Суман из большой грозди выбирала себе бананы. Гроздь скользнула у нее из рук. Она вздрогнула и посмотрела туда, откуда доносился шепелявый голос мальчишки-газетчика. Где-то слышала она его раньше!

— Но ведь везде четыре книжечки отдают за три монеты, — доказывал юноша с сигаретой.

— Нет, гошподин! Где вы такое видели?

Суман ждала. Когда подростки расплатились и ушли, она пробралась через толпу к газетчику и остановилась перед разложенным на земле товаром. Ну конечно, те же волосы, заостренный, будто у старика, подбородок, худенькие ручонки, то же светлое от природы, но неимоверно грязное лицо, те же блестящие глаза.

— Джоши? Ты не узнаешь меня?

— Гошпожа? Вы?

Суман вздрогнула, когда он быстро достал из-под разостланной на земле тряпки костыль, оперся на него и встал. Он сложил лодочкой руки и приветствовал ее:

— Здравствуйте, гошпожа!

Суман закрыла рукой рот, чтобы удержать рвущийся крик. Но голос пропал сам собой. Джоши во все глаза глядел на нее, на ее ситцевое сари, на руки, шею без единого украшения. Раньше он видел Суман в шелковых бенаресских сари, увешанную драгоценностями.

— Джоши!

Джоши тяжел вздохнул, поднял палец к небу и стал рассказывать: «Случилось несчастье. Коляска рикши попала под грузовик. Сестра умерла в больнице. Он был без памяти. Доктор отрезал ему ногу. Сестру похоронило “Общество милосердия”».

Суман молчала.

— Где же ты живешь теперь? — с трудом проговорила она: слишком долго длилось молчание.

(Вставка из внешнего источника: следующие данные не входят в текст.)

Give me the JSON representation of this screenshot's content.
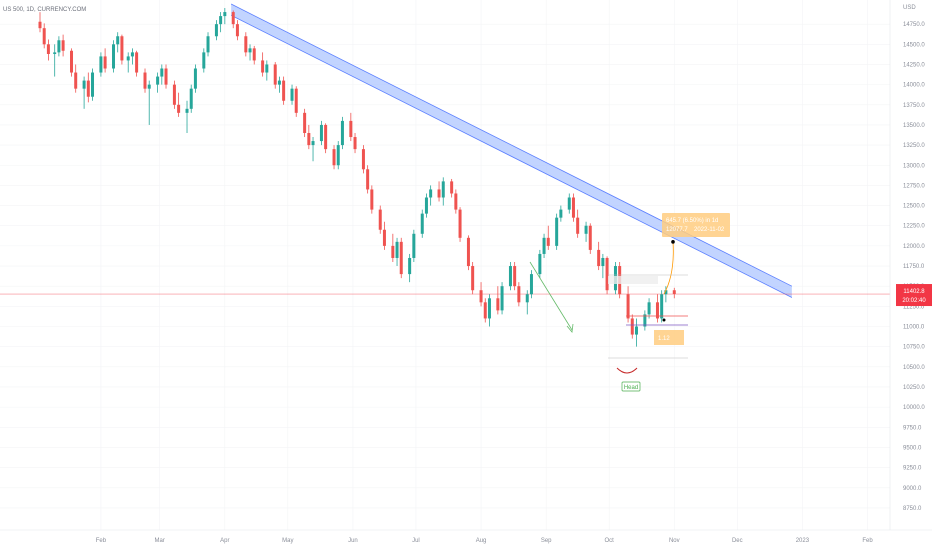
{
  "chart_data": {
    "type": "candlestick",
    "title": "US 500, 1D, CURRENCY.COM",
    "colors": {
      "up": "#26a69a",
      "down": "#ef5350",
      "channel": "#aec6ff",
      "price_line": "#f23645",
      "annotation": "#ffcc80"
    },
    "y_axis": {
      "ticks": [
        "14750.0",
        "14500.0",
        "14250.0",
        "14000.0",
        "13750.0",
        "13500.0",
        "13250.0",
        "13000.0",
        "12750.0",
        "12500.0",
        "12250.0",
        "12000.0",
        "11750.0",
        "11500.0",
        "11250.0",
        "11000.0",
        "10750.0",
        "10500.0",
        "10250.0",
        "10000.0",
        "9750.0",
        "9500.0",
        "9250.0",
        "9000.0",
        "8750.0"
      ],
      "currency": "USD",
      "ylim": [
        8625,
        15000
      ]
    },
    "x_axis": {
      "ticks": [
        "Feb",
        "Mar",
        "Apr",
        "May",
        "Jun",
        "Jul",
        "Aug",
        "Sep",
        "Oct",
        "Nov",
        "Dec",
        "2023",
        "Feb"
      ]
    },
    "current_price": {
      "label": "11402.8",
      "countdown": "20:02:40",
      "value": 11402.8
    },
    "channel": {
      "upper": [
        [
          "2022-04-04",
          15000
        ],
        [
          "2022-12-27",
          11500
        ]
      ],
      "lower": [
        [
          "2022-04-04",
          14860
        ],
        [
          "2022-12-27",
          11360
        ]
      ]
    },
    "annotations": {
      "head_label": "Head",
      "measure_line1": "645.7 (6.50%) in 1d",
      "measure_line2": "12077.7",
      "measure_date": "2022-11-02",
      "target_price": 12050,
      "stop_label": "1.12"
    },
    "candles": [
      {
        "d": "2022-01-03",
        "o": 14780,
        "h": 14900,
        "l": 14650,
        "c": 14700
      },
      {
        "d": "2022-01-05",
        "o": 14700,
        "h": 14760,
        "l": 14450,
        "c": 14500
      },
      {
        "d": "2022-01-07",
        "o": 14500,
        "h": 14560,
        "l": 14300,
        "c": 14380
      },
      {
        "d": "2022-01-10",
        "o": 14380,
        "h": 14500,
        "l": 14100,
        "c": 14400
      },
      {
        "d": "2022-01-12",
        "o": 14400,
        "h": 14600,
        "l": 14350,
        "c": 14550
      },
      {
        "d": "2022-01-14",
        "o": 14550,
        "h": 14620,
        "l": 14350,
        "c": 14420
      },
      {
        "d": "2022-01-18",
        "o": 14420,
        "h": 14450,
        "l": 14100,
        "c": 14150
      },
      {
        "d": "2022-01-20",
        "o": 14150,
        "h": 14250,
        "l": 13900,
        "c": 13950
      },
      {
        "d": "2022-01-24",
        "o": 13950,
        "h": 14100,
        "l": 13700,
        "c": 14050
      },
      {
        "d": "2022-01-26",
        "o": 14050,
        "h": 14150,
        "l": 13780,
        "c": 13850
      },
      {
        "d": "2022-01-28",
        "o": 13850,
        "h": 14200,
        "l": 13800,
        "c": 14150
      },
      {
        "d": "2022-02-01",
        "o": 14150,
        "h": 14400,
        "l": 14100,
        "c": 14350
      },
      {
        "d": "2022-02-03",
        "o": 14350,
        "h": 14450,
        "l": 14150,
        "c": 14200
      },
      {
        "d": "2022-02-07",
        "o": 14200,
        "h": 14550,
        "l": 14150,
        "c": 14500
      },
      {
        "d": "2022-02-09",
        "o": 14500,
        "h": 14650,
        "l": 14400,
        "c": 14600
      },
      {
        "d": "2022-02-11",
        "o": 14600,
        "h": 14620,
        "l": 14250,
        "c": 14300
      },
      {
        "d": "2022-02-14",
        "o": 14300,
        "h": 14400,
        "l": 14150,
        "c": 14350
      },
      {
        "d": "2022-02-16",
        "o": 14350,
        "h": 14450,
        "l": 14250,
        "c": 14400
      },
      {
        "d": "2022-02-18",
        "o": 14400,
        "h": 14420,
        "l": 14100,
        "c": 14150
      },
      {
        "d": "2022-02-22",
        "o": 14150,
        "h": 14200,
        "l": 13900,
        "c": 13950
      },
      {
        "d": "2022-02-24",
        "o": 13950,
        "h": 14050,
        "l": 13500,
        "c": 14000
      },
      {
        "d": "2022-02-28",
        "o": 14000,
        "h": 14150,
        "l": 13900,
        "c": 14100
      },
      {
        "d": "2022-03-02",
        "o": 14100,
        "h": 14250,
        "l": 14000,
        "c": 14200
      },
      {
        "d": "2022-03-04",
        "o": 14200,
        "h": 14250,
        "l": 13950,
        "c": 14000
      },
      {
        "d": "2022-03-08",
        "o": 14000,
        "h": 14050,
        "l": 13700,
        "c": 13750
      },
      {
        "d": "2022-03-10",
        "o": 13750,
        "h": 13900,
        "l": 13600,
        "c": 13650
      },
      {
        "d": "2022-03-14",
        "o": 13650,
        "h": 13800,
        "l": 13400,
        "c": 13700
      },
      {
        "d": "2022-03-16",
        "o": 13700,
        "h": 14000,
        "l": 13650,
        "c": 13950
      },
      {
        "d": "2022-03-18",
        "o": 13950,
        "h": 14250,
        "l": 13900,
        "c": 14200
      },
      {
        "d": "2022-03-22",
        "o": 14200,
        "h": 14450,
        "l": 14150,
        "c": 14400
      },
      {
        "d": "2022-03-24",
        "o": 14400,
        "h": 14650,
        "l": 14350,
        "c": 14600
      },
      {
        "d": "2022-03-28",
        "o": 14600,
        "h": 14800,
        "l": 14550,
        "c": 14750
      },
      {
        "d": "2022-03-30",
        "o": 14750,
        "h": 14900,
        "l": 14650,
        "c": 14850
      },
      {
        "d": "2022-04-01",
        "o": 14850,
        "h": 14950,
        "l": 14750,
        "c": 14900
      },
      {
        "d": "2022-04-05",
        "o": 14900,
        "h": 14920,
        "l": 14700,
        "c": 14750
      },
      {
        "d": "2022-04-07",
        "o": 14750,
        "h": 14800,
        "l": 14550,
        "c": 14600
      },
      {
        "d": "2022-04-11",
        "o": 14600,
        "h": 14650,
        "l": 14350,
        "c": 14400
      },
      {
        "d": "2022-04-13",
        "o": 14400,
        "h": 14500,
        "l": 14300,
        "c": 14450
      },
      {
        "d": "2022-04-15",
        "o": 14450,
        "h": 14480,
        "l": 14250,
        "c": 14300
      },
      {
        "d": "2022-04-19",
        "o": 14300,
        "h": 14400,
        "l": 14100,
        "c": 14150
      },
      {
        "d": "2022-04-21",
        "o": 14150,
        "h": 14300,
        "l": 14050,
        "c": 14250
      },
      {
        "d": "2022-04-25",
        "o": 14250,
        "h": 14280,
        "l": 13950,
        "c": 14000
      },
      {
        "d": "2022-04-27",
        "o": 14000,
        "h": 14100,
        "l": 13900,
        "c": 14050
      },
      {
        "d": "2022-04-29",
        "o": 14050,
        "h": 14100,
        "l": 13750,
        "c": 13800
      },
      {
        "d": "2022-05-03",
        "o": 13800,
        "h": 14000,
        "l": 13750,
        "c": 13950
      },
      {
        "d": "2022-05-05",
        "o": 13950,
        "h": 13980,
        "l": 13600,
        "c": 13650
      },
      {
        "d": "2022-05-09",
        "o": 13650,
        "h": 13700,
        "l": 13350,
        "c": 13400
      },
      {
        "d": "2022-05-11",
        "o": 13400,
        "h": 13500,
        "l": 13200,
        "c": 13250
      },
      {
        "d": "2022-05-13",
        "o": 13250,
        "h": 13350,
        "l": 13050,
        "c": 13300
      },
      {
        "d": "2022-05-17",
        "o": 13300,
        "h": 13550,
        "l": 13250,
        "c": 13500
      },
      {
        "d": "2022-05-19",
        "o": 13500,
        "h": 13520,
        "l": 13150,
        "c": 13200
      },
      {
        "d": "2022-05-23",
        "o": 13200,
        "h": 13250,
        "l": 12950,
        "c": 13000
      },
      {
        "d": "2022-05-25",
        "o": 13000,
        "h": 13300,
        "l": 12950,
        "c": 13250
      },
      {
        "d": "2022-05-27",
        "o": 13250,
        "h": 13600,
        "l": 13200,
        "c": 13550
      },
      {
        "d": "2022-05-31",
        "o": 13550,
        "h": 13650,
        "l": 13300,
        "c": 13350
      },
      {
        "d": "2022-06-02",
        "o": 13350,
        "h": 13400,
        "l": 13150,
        "c": 13200
      },
      {
        "d": "2022-06-06",
        "o": 13200,
        "h": 13250,
        "l": 12900,
        "c": 12950
      },
      {
        "d": "2022-06-08",
        "o": 12950,
        "h": 13000,
        "l": 12650,
        "c": 12700
      },
      {
        "d": "2022-06-10",
        "o": 12700,
        "h": 12750,
        "l": 12400,
        "c": 12450
      },
      {
        "d": "2022-06-14",
        "o": 12450,
        "h": 12500,
        "l": 12150,
        "c": 12200
      },
      {
        "d": "2022-06-16",
        "o": 12200,
        "h": 12300,
        "l": 11950,
        "c": 12000
      },
      {
        "d": "2022-06-20",
        "o": 12000,
        "h": 12150,
        "l": 11800,
        "c": 11850
      },
      {
        "d": "2022-06-22",
        "o": 11850,
        "h": 12100,
        "l": 11750,
        "c": 12050
      },
      {
        "d": "2022-06-24",
        "o": 12050,
        "h": 12100,
        "l": 11600,
        "c": 11650
      },
      {
        "d": "2022-06-28",
        "o": 11650,
        "h": 11900,
        "l": 11550,
        "c": 11850
      },
      {
        "d": "2022-06-30",
        "o": 11850,
        "h": 12200,
        "l": 11800,
        "c": 12150
      },
      {
        "d": "2022-07-04",
        "o": 12150,
        "h": 12450,
        "l": 12100,
        "c": 12400
      },
      {
        "d": "2022-07-06",
        "o": 12400,
        "h": 12650,
        "l": 12350,
        "c": 12600
      },
      {
        "d": "2022-07-08",
        "o": 12600,
        "h": 12750,
        "l": 12500,
        "c": 12700
      },
      {
        "d": "2022-07-12",
        "o": 12700,
        "h": 12800,
        "l": 12550,
        "c": 12600
      },
      {
        "d": "2022-07-14",
        "o": 12600,
        "h": 12850,
        "l": 12500,
        "c": 12800
      },
      {
        "d": "2022-07-18",
        "o": 12800,
        "h": 12830,
        "l": 12600,
        "c": 12650
      },
      {
        "d": "2022-07-20",
        "o": 12650,
        "h": 12700,
        "l": 12400,
        "c": 12450
      },
      {
        "d": "2022-07-22",
        "o": 12450,
        "h": 12480,
        "l": 12050,
        "c": 12100
      },
      {
        "d": "2022-07-26",
        "o": 12100,
        "h": 12130,
        "l": 11700,
        "c": 11750
      },
      {
        "d": "2022-07-28",
        "o": 11750,
        "h": 11800,
        "l": 11400,
        "c": 11450
      },
      {
        "d": "2022-08-01",
        "o": 11450,
        "h": 11550,
        "l": 11250,
        "c": 11300
      },
      {
        "d": "2022-08-03",
        "o": 11300,
        "h": 11350,
        "l": 11050,
        "c": 11100
      },
      {
        "d": "2022-08-05",
        "o": 11100,
        "h": 11400,
        "l": 11000,
        "c": 11350
      },
      {
        "d": "2022-08-09",
        "o": 11350,
        "h": 11500,
        "l": 11150,
        "c": 11200
      },
      {
        "d": "2022-08-11",
        "o": 11200,
        "h": 11550,
        "l": 11150,
        "c": 11500
      },
      {
        "d": "2022-08-15",
        "o": 11500,
        "h": 11800,
        "l": 11450,
        "c": 11750
      },
      {
        "d": "2022-08-17",
        "o": 11750,
        "h": 11800,
        "l": 11450,
        "c": 11500
      },
      {
        "d": "2022-08-19",
        "o": 11500,
        "h": 11550,
        "l": 11250,
        "c": 11300
      },
      {
        "d": "2022-08-23",
        "o": 11300,
        "h": 11450,
        "l": 11150,
        "c": 11400
      },
      {
        "d": "2022-08-25",
        "o": 11400,
        "h": 11700,
        "l": 11350,
        "c": 11650
      },
      {
        "d": "2022-08-29",
        "o": 11650,
        "h": 11950,
        "l": 11600,
        "c": 11900
      },
      {
        "d": "2022-08-31",
        "o": 11900,
        "h": 12150,
        "l": 11850,
        "c": 12100
      },
      {
        "d": "2022-09-02",
        "o": 12100,
        "h": 12250,
        "l": 11950,
        "c": 12000
      },
      {
        "d": "2022-09-06",
        "o": 12000,
        "h": 12400,
        "l": 11950,
        "c": 12350
      },
      {
        "d": "2022-09-08",
        "o": 12350,
        "h": 12500,
        "l": 12300,
        "c": 12450
      },
      {
        "d": "2022-09-12",
        "o": 12450,
        "h": 12650,
        "l": 12400,
        "c": 12600
      },
      {
        "d": "2022-09-14",
        "o": 12600,
        "h": 12650,
        "l": 12300,
        "c": 12350
      },
      {
        "d": "2022-09-16",
        "o": 12350,
        "h": 12450,
        "l": 12100,
        "c": 12150
      },
      {
        "d": "2022-09-20",
        "o": 12150,
        "h": 12300,
        "l": 12050,
        "c": 12250
      },
      {
        "d": "2022-09-22",
        "o": 12250,
        "h": 12280,
        "l": 11900,
        "c": 11950
      },
      {
        "d": "2022-09-26",
        "o": 11950,
        "h": 12050,
        "l": 11700,
        "c": 11750
      },
      {
        "d": "2022-09-28",
        "o": 11750,
        "h": 11900,
        "l": 11600,
        "c": 11850
      },
      {
        "d": "2022-09-30",
        "o": 11850,
        "h": 11870,
        "l": 11400,
        "c": 11450
      },
      {
        "d": "2022-10-04",
        "o": 11450,
        "h": 11800,
        "l": 11400,
        "c": 11750
      },
      {
        "d": "2022-10-06",
        "o": 11750,
        "h": 11800,
        "l": 11350,
        "c": 11400
      },
      {
        "d": "2022-10-10",
        "o": 11400,
        "h": 11500,
        "l": 11050,
        "c": 11100
      },
      {
        "d": "2022-10-12",
        "o": 11100,
        "h": 11150,
        "l": 10850,
        "c": 10900
      },
      {
        "d": "2022-10-14",
        "o": 10900,
        "h": 11100,
        "l": 10750,
        "c": 11000
      },
      {
        "d": "2022-10-18",
        "o": 11000,
        "h": 11200,
        "l": 10950,
        "c": 11150
      },
      {
        "d": "2022-10-20",
        "o": 11150,
        "h": 11350,
        "l": 11100,
        "c": 11300
      },
      {
        "d": "2022-10-24",
        "o": 11300,
        "h": 11400,
        "l": 11050,
        "c": 11100
      },
      {
        "d": "2022-10-26",
        "o": 11100,
        "h": 11450,
        "l": 11050,
        "c": 11400
      },
      {
        "d": "2022-10-28",
        "o": 11400,
        "h": 11500,
        "l": 11300,
        "c": 11450
      },
      {
        "d": "2022-11-01",
        "o": 11450,
        "h": 11480,
        "l": 11350,
        "c": 11402.8
      }
    ]
  }
}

— Тут и живу, — ответил он.

Суман посмотрела внимательно и увидела, что книжонки и газеты разложены на половике, под ним была еще ветхая дерюжка, а сам Джоши сидел на каком-то подобии подушки в грязной и рваной наволочке. Рядом стояла корзинка, в ней — стакан и кувшин и какие-то тряпки, а сверху несколько книжек.

— А кормишься? Кто готовит тебе еду?

— Бог милостив, — ответил он.

Мину играла во дворе. Она захлопала в ладоши, как только в ворота вошла Суман. Потом заметила прыгавшего с костылем Джоши и испуганно прижалась к ней.

Джоши жадно, большими кусками ел кукурузные лепешки, а сидевшая на кровати Мину не отрываясь смотрела на него. Суман присела на пол рядом с Джоши, оперлась спиной о кровать, поставила локти на колени, положила на ладони подбородок и задумалась. Это тот мальчишка, о котором она думала так часто. Она еще хотела, чтобы у нее был такой брат. Как давно это было. А теперь ей хотелось бы, чтобы он был ее братом? Как быстро бегали эти ноги! Как ловко он забрасывал газеты в двери и окна. «Газеты, газеты, газеты!» Она взглянула на искалеченные ноги Джоши, на костыль, который он прислонил к стене, потом перевела взгляд на руки… Он ел быстро, не пережевывая, жадно заглатывая лепешки большими кусками. Когда он ел в последний раз?

Мину вздрогнула и бросилась к ней.

— Мама, кто-то заглянул в окно и убежал!

Джоши встал и посмотрел в окно. Через решетку ничего нельзя было разглядеть. Он взял костыль и запрыгал к двери. Он видел, как человек метнулся за ворота. Это был чужой: собаки злобно залаяли.

Когда Мину уснула, Джоши молча стал укладываться на коврик, постланный около кровати, потом передумал, подтащил его к самой двери, костыль прислонил к занавеске, положил на коврик подушку, согнул здоровую ногу и свернулся в калачик.

Через несколько минут он стал похрапывать. Мину тоже спала крепким сном.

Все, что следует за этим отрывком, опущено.